Effortless English Archives

Automatic English For The People

Thursday, June 15, 2006

Hammer Time

by AJ

As I study Spanish each day, I find that I prefer depth to breadth at this point. In other words, I prefer to focus on a very limited amount of content and repeat it many times.

I took this approach with "Las Puertas Retorcidas". Ive listened to each chapter at least 30 times now. Most days, I repeat several chapters yet again. The idea is to hammer these phrases and words into my brain. Listening a few times simply is not enough, at least at my (very low) level. I need a tremendous amount of repetition.

Its not just a matter of "knowing" the words and phrases. If I look at a word list, I can give the meanings for most of the words used in the book. The problem is, I havent totally "acquired" these words. I recognize them in an analytical way. But when listening to the audio, its still difficult to actually hear and understand many of them... much less use them quickly and naturally. Thus, I continue to repeat the same content again and again.

While I continue a bit of light review of "Las Puertas Retorcidas" each day, Im now focused on a book called "Teach Yourself: Improve Your Spanish". Im now on Chapter two and am taking the same Hammer approach. I listen repeatedly to the dialogues. I also try to read & listen to each of them at least once a day. Slowly but surely, the audio is becoming more comprehensible.

This approach is working well for me. I imagine it would work well for many students, especially beginners.

But as an English teacher, I know there is NO WAY I could get away with this. The traditional school system has brainwashed students to believe that SPEED and QUANTITY are THE ANSWERS. Most students want as much vocab and grammar crammed into a semester as possible. Textbooks are designed with this approach in mind.

Thus we have the ridiculous phenomenon of covering the present tense in two weeks, the past tense in a few weeks, the past progressive in a week, etc.. Apart from the dubious benefit of breaking the language into isolated parts like this... its insane to expect students to "learn", much less "acquire" these language points in that amount of time.

Similarly, schools, administrators, and students alike have a VERY low tolerance for review and repetition. I do it more than most, but not nearly enough.

With all this emphasis on quantity, what usually happens is that the students build a giant notebook of vocab and grammar notes... which they remember for a week, or possibly until they pass a test.
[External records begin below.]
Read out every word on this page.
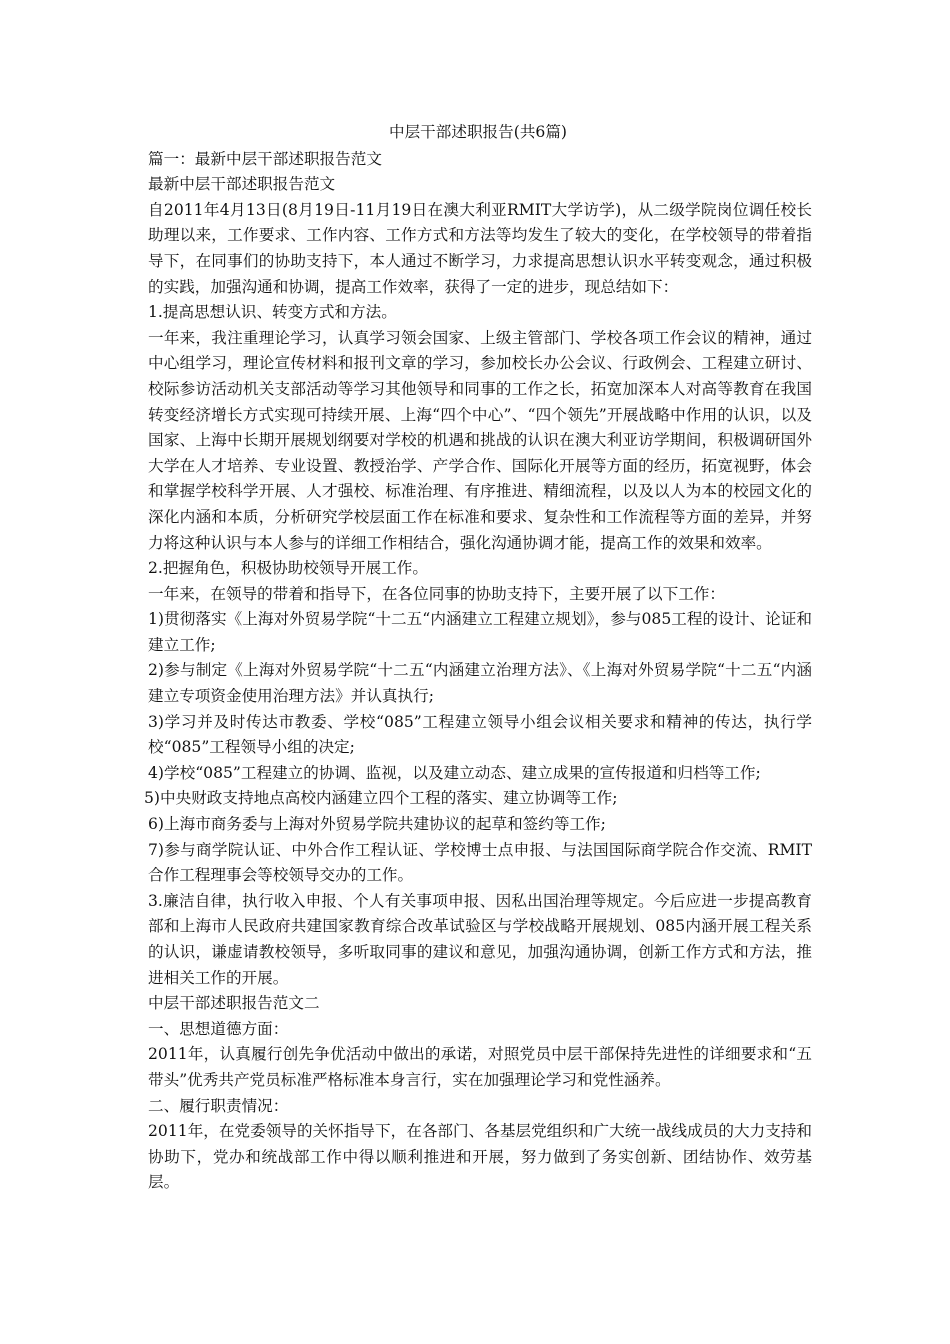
中层干部述职报告(共6篇)

篇一：最新中层干部述职报告范文

最新中层干部述职报告范文

自2011年4月13日(8月19日-11月19日在澳大利亚RMIT大学访学)，从二级学院岗位调任校长助理以来，工作要求、工作内容、工作方式和方法等均发生了较大的变化，在学校领导的带着指导下，在同事们的协助支持下，本人通过不断学习，力求提高思想认识水平转变观念，通过积极的实践，加强沟通和协调，提高工作效率，获得了一定的进步，现总结如下：

1.提高思想认识、转变方式和方法。

一年来，我注重理论学习，认真学习领会国家、上级主管部门、学校各项工作会议的精神，通过中心组学习，理论宣传材料和报刊文章的学习，参加校长办公会议、行政例会、工程建立研讨、校际参访活动机关支部活动等学习其他领导和同事的工作之长，拓宽加深本人对高等教育在我国转变经济增长方式实现可持续开展、上海“四个中心”、“四个领先”开展战略中作用的认识，以及国家、上海中长期开展规划纲要对学校的机遇和挑战的认识在澳大利亚访学期间，积极调研国外大学在人才培养、专业设置、教授治学、产学合作、国际化开展等方面的经历，拓宽视野，体会和掌握学校科学开展、人才强校、标准治理、有序推进、精细流程，以及以人为本的校园文化的深化内涵和本质，分析研究学校层面工作在标准和要求、复杂性和工作流程等方面的差异，并努力将这种认识与本人参与的详细工作相结合，强化沟通协调才能，提高工作的效果和效率。

2.把握角色，积极协助校领导开展工作。

一年来，在领导的带着和指导下，在各位同事的协助支持下，主要开展了以下工作：

1)贯彻落实《上海对外贸易学院“十二五“内涵建立工程建立规划》，参与085工程的设计、论证和建立工作;

2)参与制定《上海对外贸易学院“十二五“内涵建立治理方法》、《上海对外贸易学院“十二五“内涵建立专项资金使用治理方法》并认真执行;

3)学习并及时传达市教委、学校“085”工程建立领导小组会议相关要求和精神的传达，执行学校“085”工程领导小组的决定;

4)学校“085”工程建立的协调、监视，以及建立动态、建立成果的宣传报道和归档等工作;

5)中央财政支持地点高校内涵建立四个工程的落实、建立协调等工作;

6)上海市商务委与上海对外贸易学院共建协议的起草和签约等工作;

7)参与商学院认证、中外合作工程认证、学校博士点申报、与法国国际商学院合作交流、RMIT合作工程理事会等校领导交办的工作。

3.廉洁自律，执行收入申报、个人有关事项申报、因私出国治理等规定。今后应进一步提高教育部和上海市人民政府共建国家教育综合改革试验区与学校战略开展规划、085内涵开展工程关系的认识，谦虚请教校领导，多听取同事的建议和意见，加强沟通协调，创新工作方式和方法，推进相关工作的开展。

中层干部述职报告范文二

一、思想道德方面：

2011年，认真履行创先争优活动中做出的承诺，对照党员中层干部保持先进性的详细要求和“五带头”优秀共产党员标准严格标准本身言行，实在加强理论学习和党性涵养。

二、履行职责情况：

2011年，在党委领导的关怀指导下，在各部门、各基层党组织和广大统一战线成员的大力支持和协助下，党办和统战部工作中得以顺利推进和开展，努力做到了务实创新、团结协作、效劳基层。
Then 80-90% of it vanishes... purged from short/mid term memory. Or, just as bad, the student remembers the grammar rules but absolutely cannot apply them. I encounter this all the time in my advanced class. Several students can lecture me with detailed explanations of grammar points. Then, after an exhaustive discussion of the minute particulars, they'll then make mistake after mistake when actually using the language. I cant help but wonder, would they have gotten better results by focusing on structured comprehensible input with a great deal of repetition... rather than memorizing grammar tomes?